CHAMPAIGN, Ill. -- The proposed use of Web or video cameras to monitor the care of residents in nursing homes has kicked up a storm.
Proponents of the cameras, dubbed "granny cams," say their use in nursing homes could weed out abusive employees and document incidents of substandard care, while nursing-home owners term video surveillance an invasion of privacy that could actually decrease care by making it more difficult to attract and retain good staff.
The controversy has its roots not only in the march of technology, but also in the surge of Americans who are entering nursing homes.
About half of Americans currently 65 or older will be admitted to a nursing home at least once, writes Selket Nicole Cottle in an article in the Elder Law Journal, which is published by the University of Illinois College of Law.

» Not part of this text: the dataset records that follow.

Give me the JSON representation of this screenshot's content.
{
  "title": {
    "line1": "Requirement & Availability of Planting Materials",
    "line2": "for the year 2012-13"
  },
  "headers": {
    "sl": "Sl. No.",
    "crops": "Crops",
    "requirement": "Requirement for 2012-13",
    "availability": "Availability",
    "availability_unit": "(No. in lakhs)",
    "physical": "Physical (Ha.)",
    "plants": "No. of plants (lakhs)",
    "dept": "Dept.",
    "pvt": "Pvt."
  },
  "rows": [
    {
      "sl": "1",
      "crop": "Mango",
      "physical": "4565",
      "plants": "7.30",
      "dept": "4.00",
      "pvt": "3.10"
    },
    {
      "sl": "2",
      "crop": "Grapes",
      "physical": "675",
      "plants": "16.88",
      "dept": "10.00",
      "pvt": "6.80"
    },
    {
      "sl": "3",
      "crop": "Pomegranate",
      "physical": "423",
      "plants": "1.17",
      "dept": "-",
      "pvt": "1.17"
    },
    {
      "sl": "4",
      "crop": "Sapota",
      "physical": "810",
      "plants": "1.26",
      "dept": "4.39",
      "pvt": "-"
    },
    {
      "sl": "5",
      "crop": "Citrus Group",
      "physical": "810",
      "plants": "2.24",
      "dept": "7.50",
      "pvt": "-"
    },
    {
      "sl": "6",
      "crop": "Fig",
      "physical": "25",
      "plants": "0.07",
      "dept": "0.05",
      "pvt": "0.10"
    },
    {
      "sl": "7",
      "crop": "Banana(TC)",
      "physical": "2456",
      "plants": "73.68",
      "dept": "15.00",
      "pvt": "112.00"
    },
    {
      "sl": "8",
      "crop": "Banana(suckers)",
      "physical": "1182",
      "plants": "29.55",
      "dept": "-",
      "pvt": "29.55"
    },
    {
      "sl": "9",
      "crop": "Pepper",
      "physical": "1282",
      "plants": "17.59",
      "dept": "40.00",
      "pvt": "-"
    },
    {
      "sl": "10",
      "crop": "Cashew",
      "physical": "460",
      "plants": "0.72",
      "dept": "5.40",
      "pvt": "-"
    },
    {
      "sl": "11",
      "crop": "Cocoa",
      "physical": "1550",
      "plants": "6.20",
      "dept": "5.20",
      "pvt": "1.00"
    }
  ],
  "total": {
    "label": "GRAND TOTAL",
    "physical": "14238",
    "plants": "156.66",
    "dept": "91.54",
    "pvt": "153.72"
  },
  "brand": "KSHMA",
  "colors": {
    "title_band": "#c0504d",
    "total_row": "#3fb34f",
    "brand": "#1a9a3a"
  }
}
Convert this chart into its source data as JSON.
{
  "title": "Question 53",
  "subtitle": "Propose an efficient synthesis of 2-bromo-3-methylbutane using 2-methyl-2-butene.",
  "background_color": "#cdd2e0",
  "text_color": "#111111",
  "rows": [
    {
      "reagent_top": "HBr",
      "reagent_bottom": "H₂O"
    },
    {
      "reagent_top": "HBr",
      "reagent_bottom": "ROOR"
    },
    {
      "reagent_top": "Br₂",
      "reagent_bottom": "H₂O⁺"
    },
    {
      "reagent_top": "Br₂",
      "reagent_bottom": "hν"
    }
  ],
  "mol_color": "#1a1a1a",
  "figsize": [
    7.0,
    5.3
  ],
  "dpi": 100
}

This tide is only expected to rise as baby boomers approach their golden years.
At the same time, about 30 percent of the nation's 17,000 nursing homes have been sanctioned for deficiencies that put their residents at risk of harm. About one in 20 nursing home residents suffer from abuse, according to the Florida Agency of Health Care Administration, and this figure appears to understate the problem because many instances of physical and sexual abuse go unreported.

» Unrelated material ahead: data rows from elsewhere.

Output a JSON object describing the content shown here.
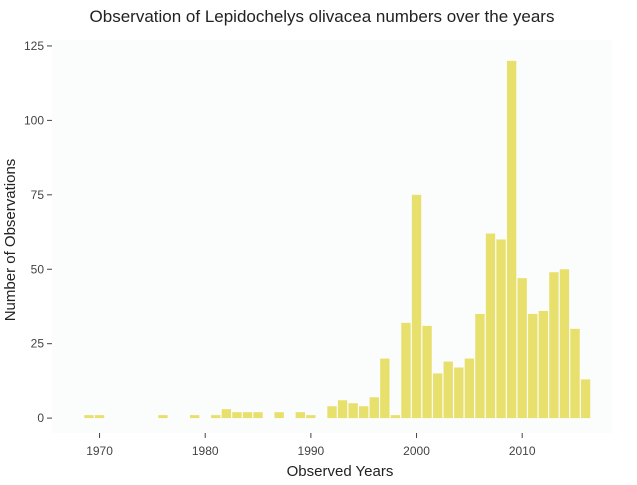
{
  "chart_data": {
    "type": "bar",
    "title": "Observation of Lepidochelys olivacea numbers over the years",
    "xlabel": "Observed Years",
    "ylabel": "Number of Observations",
    "xlim": [
      1965.5,
      2018.5
    ],
    "ylim": [
      -5,
      127
    ],
    "x_ticks": [
      1970,
      1980,
      1990,
      2000,
      2010
    ],
    "y_ticks": [
      0,
      25,
      50,
      75,
      100,
      125
    ],
    "grid": false,
    "legend": "none",
    "bar_color": "#e8e06c",
    "plot_background": "#fbfdfd",
    "x": [
      1969,
      1970,
      1976,
      1979,
      1981,
      1982,
      1983,
      1984,
      1985,
      1987,
      1989,
      1990,
      1992,
      1993,
      1994,
      1995,
      1996,
      1997,
      1998,
      1999,
      2000,
      2001,
      2002,
      2003,
      2004,
      2005,
      2006,
      2007,
      2008,
      2009,
      2010,
      2011,
      2012,
      2013,
      2014,
      2015,
      2016
    ],
    "values": [
      1,
      1,
      1,
      1,
      1,
      3,
      2,
      2,
      2,
      2,
      2,
      1,
      4,
      6,
      5,
      4,
      7,
      20,
      1,
      32,
      75,
      31,
      15,
      19,
      17,
      20,
      35,
      62,
      60,
      120,
      47,
      35,
      36,
      49,
      50,
      30,
      13
    ]
  }
}
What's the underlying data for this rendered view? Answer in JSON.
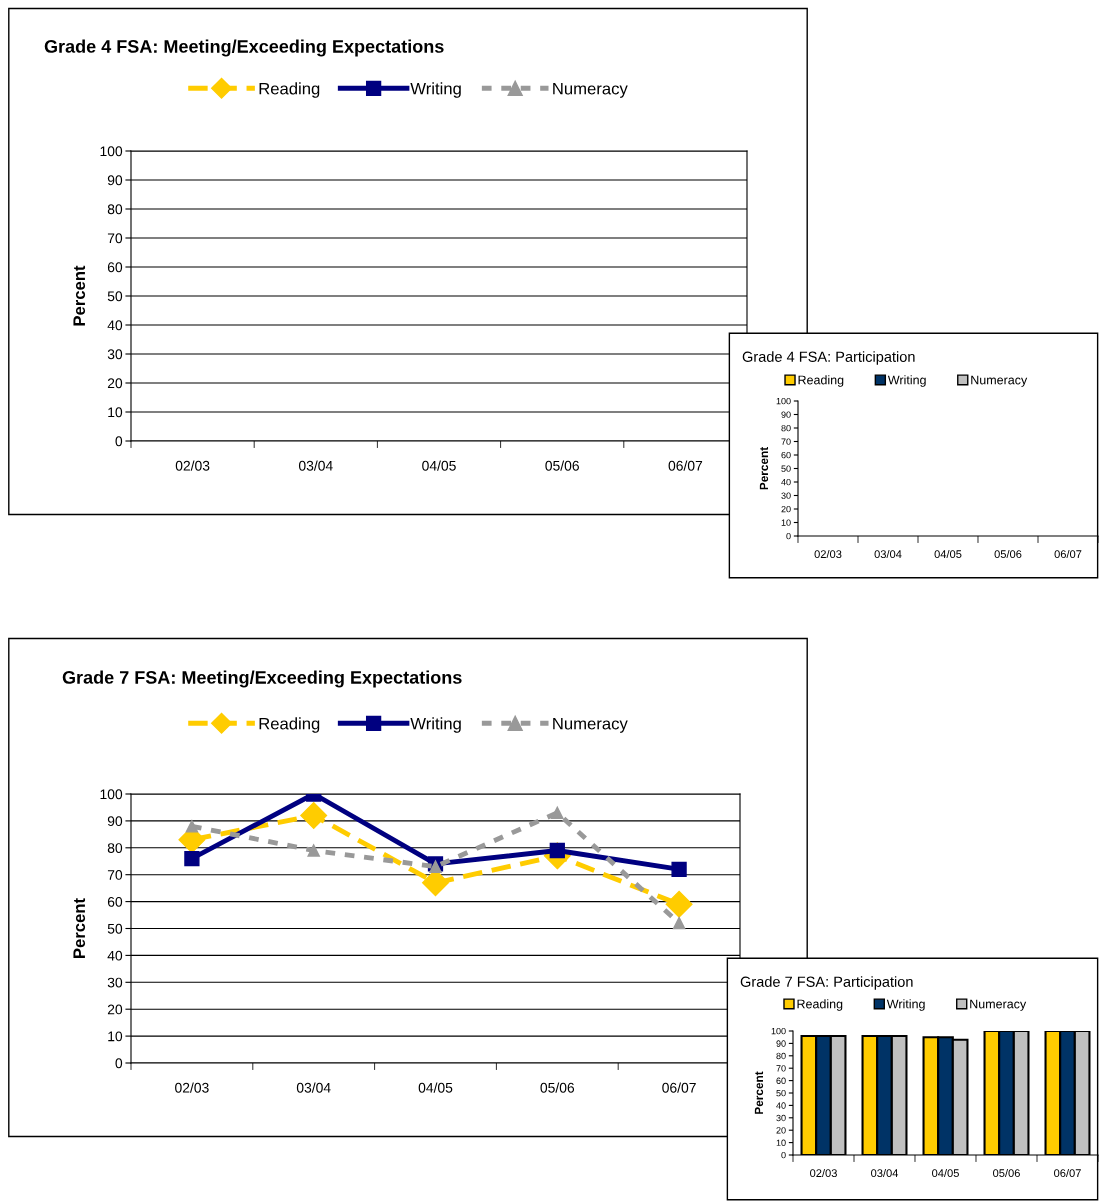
{
  "chart_data": [
    {
      "type": "line",
      "title": "Grade 4 FSA: Meeting/Exceeding Expectations",
      "ylabel": "Percent",
      "categories": [
        "02/03",
        "03/04",
        "04/05",
        "05/06",
        "06/07"
      ],
      "ylim": [
        0,
        100
      ],
      "yticks": [
        0,
        10,
        20,
        30,
        40,
        50,
        60,
        70,
        80,
        90,
        100
      ],
      "grid": "y",
      "legend": "top",
      "series": [
        {
          "name": "Reading",
          "color": "#ffcc00",
          "marker": "diamond",
          "line_style": "dashed",
          "values": [
            null,
            null,
            null,
            null,
            null
          ]
        },
        {
          "name": "Writing",
          "color": "#000080",
          "marker": "square",
          "line_style": "solid",
          "values": [
            null,
            null,
            null,
            null,
            null
          ]
        },
        {
          "name": "Numeracy",
          "color": "#999999",
          "marker": "triangle",
          "line_style": "dotted",
          "values": [
            null,
            null,
            null,
            null,
            null
          ]
        }
      ]
    },
    {
      "type": "bar",
      "title": "Grade 4 FSA: Participation",
      "ylabel": "Percent",
      "categories": [
        "02/03",
        "03/04",
        "04/05",
        "05/06",
        "06/07"
      ],
      "ylim": [
        0,
        100
      ],
      "yticks": [
        0,
        10,
        20,
        30,
        40,
        50,
        60,
        70,
        80,
        90,
        100
      ],
      "legend": "top",
      "series": [
        {
          "name": "Reading",
          "color": "#ffcc00",
          "values": [
            null,
            null,
            null,
            null,
            null
          ]
        },
        {
          "name": "Writing",
          "color": "#003366",
          "values": [
            null,
            null,
            null,
            null,
            null
          ]
        },
        {
          "name": "Numeracy",
          "color": "#c0c0c0",
          "values": [
            null,
            null,
            null,
            null,
            null
          ]
        }
      ]
    },
    {
      "type": "line",
      "title": "Grade 7 FSA: Meeting/Exceeding Expectations",
      "ylabel": "Percent",
      "categories": [
        "02/03",
        "03/04",
        "04/05",
        "05/06",
        "06/07"
      ],
      "ylim": [
        0,
        100
      ],
      "yticks": [
        0,
        10,
        20,
        30,
        40,
        50,
        60,
        70,
        80,
        90,
        100
      ],
      "grid": "y",
      "legend": "top",
      "series": [
        {
          "name": "Reading",
          "color": "#ffcc00",
          "marker": "diamond",
          "line_style": "dashed",
          "values": [
            83,
            92,
            67,
            77,
            59
          ]
        },
        {
          "name": "Writing",
          "color": "#000080",
          "marker": "square",
          "line_style": "solid",
          "values": [
            76,
            100,
            74,
            79,
            72
          ]
        },
        {
          "name": "Numeracy",
          "color": "#999999",
          "marker": "triangle",
          "line_style": "dotted",
          "values": [
            88,
            79,
            73,
            93,
            52
          ]
        }
      ]
    },
    {
      "type": "bar",
      "title": "Grade 7 FSA: Participation",
      "ylabel": "Percent",
      "categories": [
        "02/03",
        "03/04",
        "04/05",
        "05/06",
        "06/07"
      ],
      "ylim": [
        0,
        100
      ],
      "yticks": [
        0,
        10,
        20,
        30,
        40,
        50,
        60,
        70,
        80,
        90,
        100
      ],
      "legend": "top",
      "series": [
        {
          "name": "Reading",
          "color": "#ffcc00",
          "values": [
            96,
            96,
            95,
            100,
            100
          ]
        },
        {
          "name": "Writing",
          "color": "#003366",
          "values": [
            96,
            96,
            95,
            100,
            100
          ]
        },
        {
          "name": "Numeracy",
          "color": "#c0c0c0",
          "values": [
            96,
            96,
            93,
            100,
            100
          ]
        }
      ]
    }
  ]
}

Although no law expressly prohibits the use of cameras in nursing homes, there are various practical barriers to their widespread use, including the strong opposition of the nursing-home industry.
About a dozen state legislatures have granny-cam legislation under consideration. Earlier this year, New Mexico joined Texas in allowing nursing home residents or their representatives to install monitoring cameras in their rooms.
Under the laws, a resident must let nursing-home operators know ahead of time of the placement of the camera. If the operator is not notified or if the equipment is not open and obvious in the room, the camera is considered covert surveillance and illegal.
Use of such cameras is a positive step in reducing the potential for elderly abuse, Cottle, an editor at the journal, concluded. In particular, Web cameras hold the greatest potential for restoring public confidence in nursing homes by giving family members access to "real time" or to recently stored footage.
Commercial outlets now sell Web-camera systems to the elderly at prices from $629 to $1,584, depending on the specifications of each camera, plus a $20 monthly fee to access the server and $10 a month for a data-only line to upload images.
"Certainly some families have the financial means to provide this quality of technological protection, however the majority of Americans do not," Cottle wrote. To be effective and properly regulated, granny-cam technology should therefore be mandated for all nursing facilities.
"Mandating the use of granny cameras in nursing homes will ensure that all nursing home residents are equally protected," she wrote.
While not trifling, the cost of installing equipment in a nursing home is on par with the cost of updating recreation, housekeeping or food services. And some of the cost would be defrayed by lower liability insurance premiums, according to Cottle.
What's more, surveillance equipment has advantages for operators by reducing unwarranted or frivolous litigation and minimizing their legal responsibility in cases of resident-on-resident abuse.
Cameras also could monitor many of the basics of resident care, such as drug administration and diaper changing. By linking the camera feed to the Internet, nursing homes could handle routine assignments more efficiently.
But because of understandable concerns over privacy, Cottle advocates placing the surveillance systems in the hands of independent companies, which would then monitor the equipment and be responsible for making the data available online.
"In this way, families can check on their loved ones and nursing homes can check on their residents, and everyone will sleep a little better at night knowing that the independent source is regulating and reviewing the tapes should any problems arise," Cottle wrote.
"This service, like the cost of the cameras or of the tapes, is an added institutional cost that the nursing home will incur. Nevertheless, it is likely the best option to preserve the integrity of the tapes and ensure that only families and authorized officials gain access to them."
Cottle's article is titled "Video Surveillance in Nursing Homes."